Reinforcement Learning based HVAC Optimization in Factories

Original article can be found here (source): Artificial Intelligence on Medium

Reinforcement Learning based HVAC Optimization in Factories

Abstract. Heating, Ventilation and Air Conditioning (HVAC) units are responsible for maintaining the temperature and humidity settings in a building. Studies have shown that HVAC accounts for almost 50% energy consumption in a building and 10% of global electricity usage. HVAC optimization thus has the potential to contribute significantly towards our sustainability goals, reducing energy consumption and CO2 emissions. In this work, we explore ways to optimize the HVAC controls in factories. Unfortunately, this is a complex problem as it requires computing an optimal state considering multiple variable factors, e.g. the occupancy, manufacturing schedule, temperature requirements of operating machines, air flow dynamics within the building, external weather conditions, energy savings, etc. We present a Reinforcement Learning (RL) based energy optimization model that has been applied in our factories. We show that RL is a good fit as it is able to learn and adapt to multi-parameterized system dynamics in real-time. It provides around 25% energy savings on top of the previously used Proportional–Integral–Derivative (PID) controllers.
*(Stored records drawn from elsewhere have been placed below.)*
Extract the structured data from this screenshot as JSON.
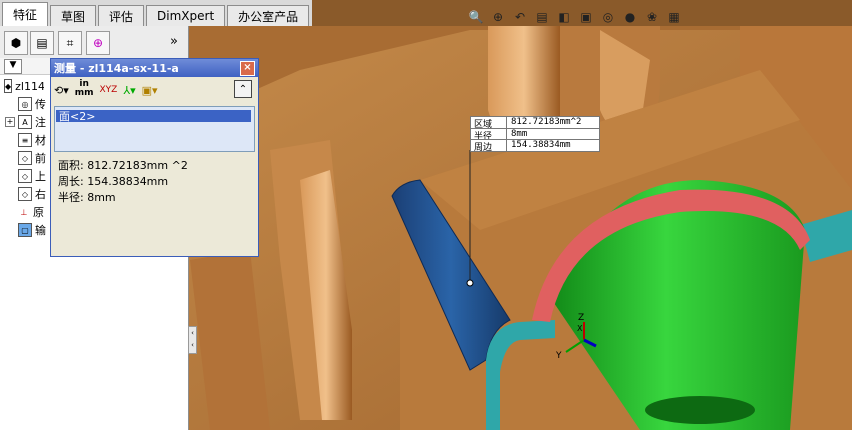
{
  "tabs": [
    "特征",
    "草图",
    "评估",
    "DimXpert",
    "办公室产品"
  ],
  "active_tab": "特征",
  "feature_tree": {
    "items": [
      {
        "label": "zl114",
        "icon": "part-icon"
      },
      {
        "label": "传",
        "icon": "sensor-icon"
      },
      {
        "label": "注",
        "icon": "annotation-icon"
      },
      {
        "label": "材",
        "icon": "material-icon"
      },
      {
        "label": "前",
        "icon": "plane-icon"
      },
      {
        "label": "上",
        "icon": "plane-icon"
      },
      {
        "label": "右",
        "icon": "plane-icon"
      },
      {
        "label": "原",
        "icon": "origin-icon"
      },
      {
        "label": "输",
        "icon": "imported-icon"
      }
    ],
    "collapse_label": "»"
  },
  "measure": {
    "title": "测量 - zl114a-sx-11-a",
    "close": "×",
    "tool_units_top": "in",
    "tool_units_bottom": "mm",
    "tool_xyz": "XYZ",
    "expand": "⌃",
    "selection": "面<2>",
    "results": {
      "area": "面积: 812.72183mm ^2",
      "perimeter": "周长: 154.38834mm",
      "radius": "半径:  8mm"
    }
  },
  "callout": {
    "rows": [
      {
        "label": "区域",
        "value": "812.72183mm^2"
      },
      {
        "label": "半径",
        "value": "8mm"
      },
      {
        "label": "周边",
        "value": "154.38834mm"
      }
    ]
  },
  "triad": {
    "x": "X",
    "y": "Y",
    "z": "Z"
  },
  "colors": {
    "model_base": "#b87a3c",
    "face_selected": "#1c4f8a",
    "fillet": "#2fa7a9",
    "cone": "#22b62a",
    "rim": "#e06060"
  }
}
Heating, Ventilation and Air Conditioning (HVAC) units are responsible for maintaining the temperature and humidity settings in a building. We specifically consider their usage in factories in this work, where the primary goal of the HVAC units is to keep the temperature and (relative) humidity within the prescribed manufacturing tolerance ranges. This needs to be balanced with energy savings and CO2 emission reductions to offset the environmental impact of running them.

Given their prevalence in not only factories, but homes and office buildings; any efficient control logic has the potential of making significant contributions with respect to their environmental impact. Unfortunately, given the complexity of HVAC units, designing an efficient control logic is a hard optimization problem. The control logic needs to consider multiple variable factors, e.g. the occupancy, manufacturing schedule, temperature requirements of operating machines, air flow dynamics within the building, external weather conditions, energy savings, etc.; in order to decide how much to heat, cool, or humidity the zone.

The HVAC optimization literature can be broadly divided into two categories: (i) understand the recurring patterns among the optimization parameters to better schedule the HVAC functioning, and (ii) build a simulation model of the HVAC unit and assess different control strategies on the model — to determine the most efficient one.

Examples of the first category include [1, 2] which employ a building thermodynamics model to predict the buildings’ temperature evolution. Unfortunately, this is not really applicable for our factories where the manufacturing workload varies every day, and there is no schedule to be predicted. It is also worth mentioning that most such models only consider one optimization parameter at a time, i.e. control heating / cooling to regulate the temperature; whereas in our case, we need to regulate both the temperature and (relative) humidity simultaneously to maintain the optimal manufacturing conditions.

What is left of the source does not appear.